In this letter, we employ molecular-beam epitaxy^11,14 to grow commensurately strained BiFeO₃/SrRuO₃/DyScO₃(110)_o epitaxial heterostructures (the o subscript designates orthorhombic indices in the nonstandard Pbnm setting) and demonstrate the self-assembly of ferroelectric BiFeO₃ domain walls with unprecedentedly long-range order. The walls exhibit the combination of enhanced conductivity and electrical rectification. We anticipate that the results discussed here may prove useful for improving the fabrication of nonlinear optical and nanoelectronic devices.

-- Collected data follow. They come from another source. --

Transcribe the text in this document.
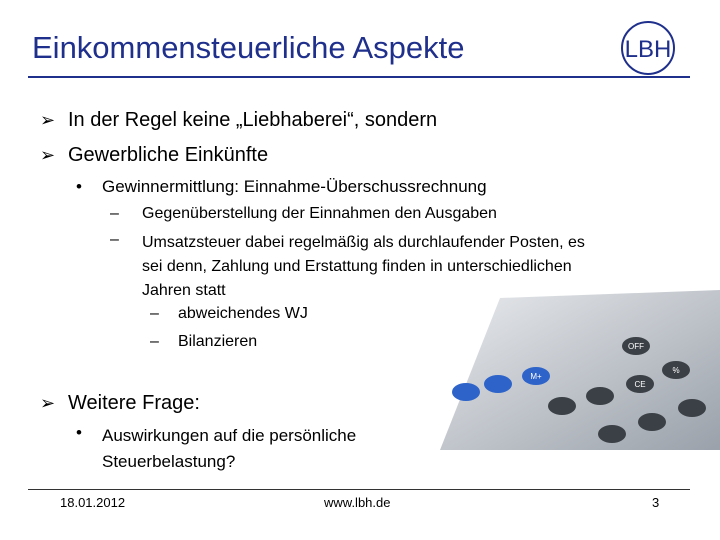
Einkommensteuerliche Aspekte	LBH
➢ In der Regel keine „Liebhaberei“, sondern
➢ Gewerbliche Einkünfte
•	Gewinnermittlung: Einnahme-Überschussrechnung
–	Gegenüberstellung der Einnahmen den Ausgaben
–	Umsatzsteuer dabei regelmäßig als durchlaufender Posten, es
sei denn, Zahlung und Erstattung finden in unterschiedlichen
Jahren statt
–	abweichendes WJ
–	Bilanzieren	OFF
%
CE
M+
➢ Weitere Frage:
•	Auswirkungen auf die persönliche
Steuerbelastung?
18.01.2012	www.lbh.de	3
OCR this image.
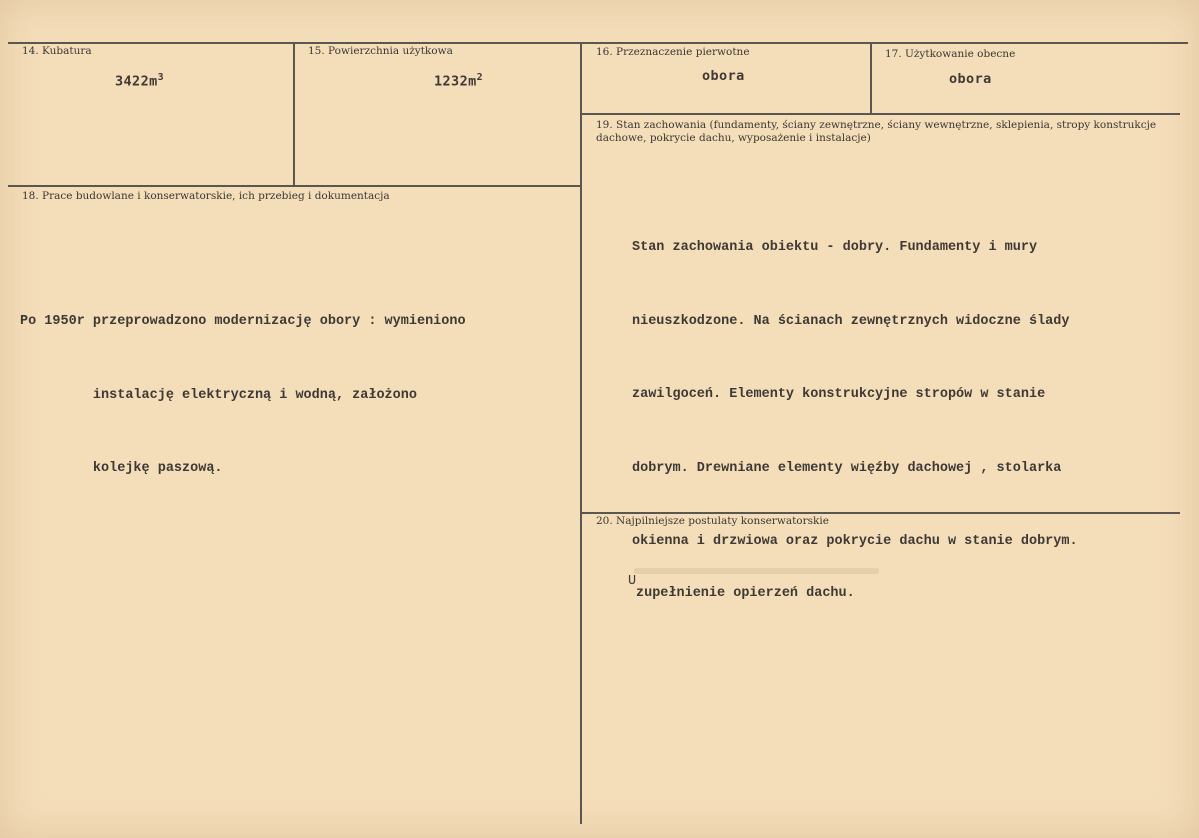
14. Kubatura
$3422m^3$
15. Powierzchnia użytkowa
$1232m^2$
16. Przeznaczenie pierwotne
obora
17. Użytkowanie obecne
obora
18. Prace budowlane i konserwatorskie, ich przebieg i dokumentacja

Po 1950r przeprowadzono modernizację obory : wymieniono

instalację elektryczną i wodną, założono

kolejkę paszową.

19. Stan zachowania (fundamenty, ściany zewnętrzne, ściany wewnętrzne, sklepienia, stropy konstrukcje dachowe, pokrycie dachu, wyposażenie i instalacje)

Stan zachowania obiektu - dobry. Fundamenty i mury

nieuszkodzone. Na ścianach zewnętrznych widoczne ślady

zawilgoceń. Elementy konstrukcyjne stropów w stanie

dobrym. Drewniane elementy więźby dachowej , stolarka

okienna i drzwiowa oraz pokrycie dachu w stanie dobrym.

20. Najpilniejsze postulaty konserwatorskie
U
zupełnienie opierzeń dachu.
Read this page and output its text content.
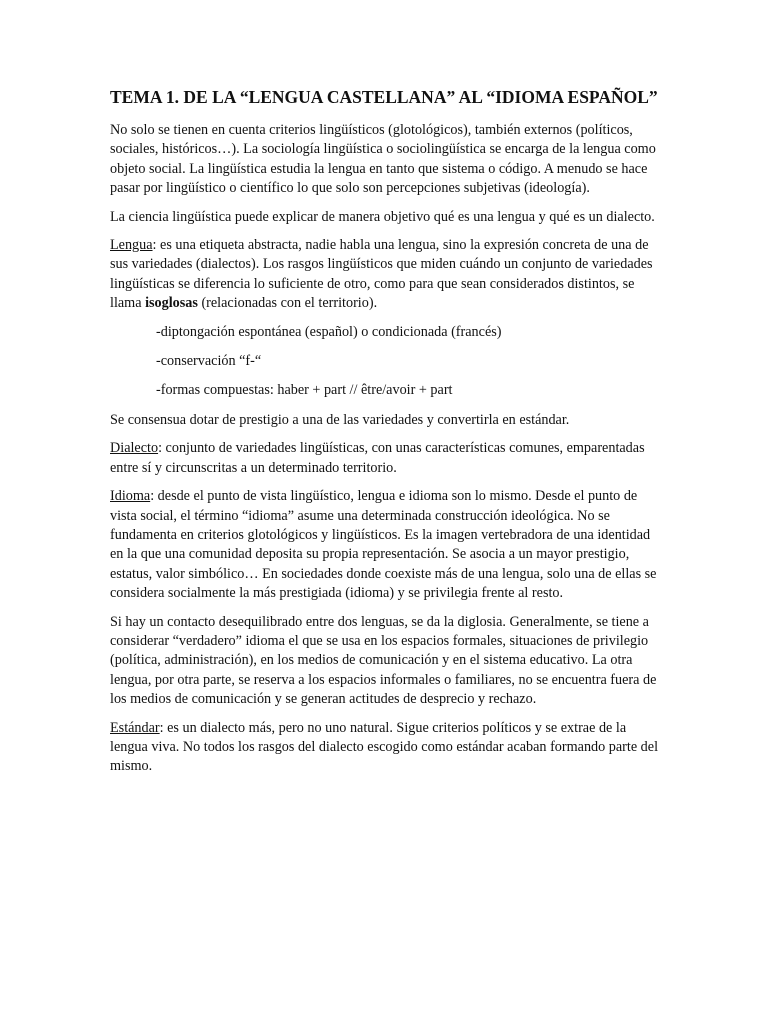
TEMA 1. DE LA “LENGUA CASTELLANA” AL “IDIOMA ESPAÑOL”

No solo se tienen en cuenta criterios lingüísticos (glotológicos), también externos (políticos, sociales, históricos…). La sociología lingüística o sociolingüística se encarga de la lengua como objeto social. La lingüística estudia la lengua en tanto que sistema o código. A menudo se hace pasar por lingüístico o científico lo que solo son percepciones subjetivas (ideología).

La ciencia lingüística puede explicar de manera objetivo qué es una lengua y qué es un dialecto.

Lengua: es una etiqueta abstracta, nadie habla una lengua, sino la expresión concreta de una de sus variedades (dialectos). Los rasgos lingüísticos que miden cuándo un conjunto de variedades lingüísticas se diferencia lo suficiente de otro, como para que sean considerados distintos, se llama isoglosas (relacionadas con el territorio).

-diptongación espontánea (español) o condicionada (francés)

-conservación “f-“

-formas compuestas: haber + part // être/avoir + part

Se consensua dotar de prestigio a una de las variedades y convertirla en estándar.

Dialecto: conjunto de variedades lingüísticas, con unas características comunes, emparentadas entre sí y circunscritas a un determinado territorio.

Idioma: desde el punto de vista lingüístico, lengua e idioma son lo mismo. Desde el punto de vista social, el término “idioma” asume una determinada construcción ideológica. No se fundamenta en criterios glotológicos y lingüísticos. Es la imagen vertebradora de una identidad en la que una comunidad deposita su propia representación. Se asocia a un mayor prestigio, estatus, valor simbólico… En sociedades donde coexiste más de una lengua, solo una de ellas se considera socialmente la más prestigiada (idioma) y se privilegia frente al resto.

Si hay un contacto desequilibrado entre dos lenguas, se da la diglosia. Generalmente, se tiene a considerar “verdadero” idioma el que se usa en los espacios formales, situaciones de privilegio (política, administración), en los medios de comunicación y en el sistema educativo. La otra lengua, por otra parte, se reserva a los espacios informales o familiares, no se encuentra fuera de los medios de comunicación y se generan actitudes de desprecio y rechazo.

Estándar: es un dialecto más, pero no uno natural. Sigue criterios políticos y se extrae de la lengua viva. No todos los rasgos del dialecto escogido como estándar acaban formando parte del mismo.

BiFeO₃/SrRuO₃/DyScO₃(110)_o heterostructures are grown without breaking vacuum in a Veeco GEN10 molecular-beam epitaxy system with a chamber base pressure of 1 × 10⁻⁸ Torr using deposition conditions summarized in Table I. For SrRuO₃ growths, ruthenium is supplied in abundance with a ruthenium-to-strontium flux ratio of J_Ru/J_Sr > 2. At a growth temperature of 780°, the excess ruthenium oxidizes forming volatile RuO_x species which continuously desorb from the growth surface resulting in single-phase SrRuO₃ layers.¹⁵ BiFeO₃ is grown in an oxidant comprised chiefly of ozone (and 20% oxygen). This approach, which represents an evolution of increasing oxidation environments,^14,16–20 helps to suppress the formation of oxygen vacancies, responsible for engendering mobile electrons²¹ and ensures the oxidation of bismuth.¹⁴ Additionally, high bismuth-to-iron flux ratios (J_Bi/J_Fe ∼ 16) are employed to compensate the loss of volatile BiO_x species at the high homologous growth temperature utilized (Ts ∼ 650); the desorption of bismuth oxides during BiFeO₃ deposition is analogous to that of ruthenium oxides during SrRuO₃ growth. Although multiple films were grown and all findings presented here (and in the supplementary material) are obtained from a single film, for which Rutherford back scattering spectrometry results yield a film bismuth-to-iron molar ratio equal to 0.98 ± 0.07. The deposition of stoichiometric layers, containing equal concentrations of bismuth and iron, combined with long diffusion lengths for surface adatoms promote films with long-ranged crystallographic and ferroic order.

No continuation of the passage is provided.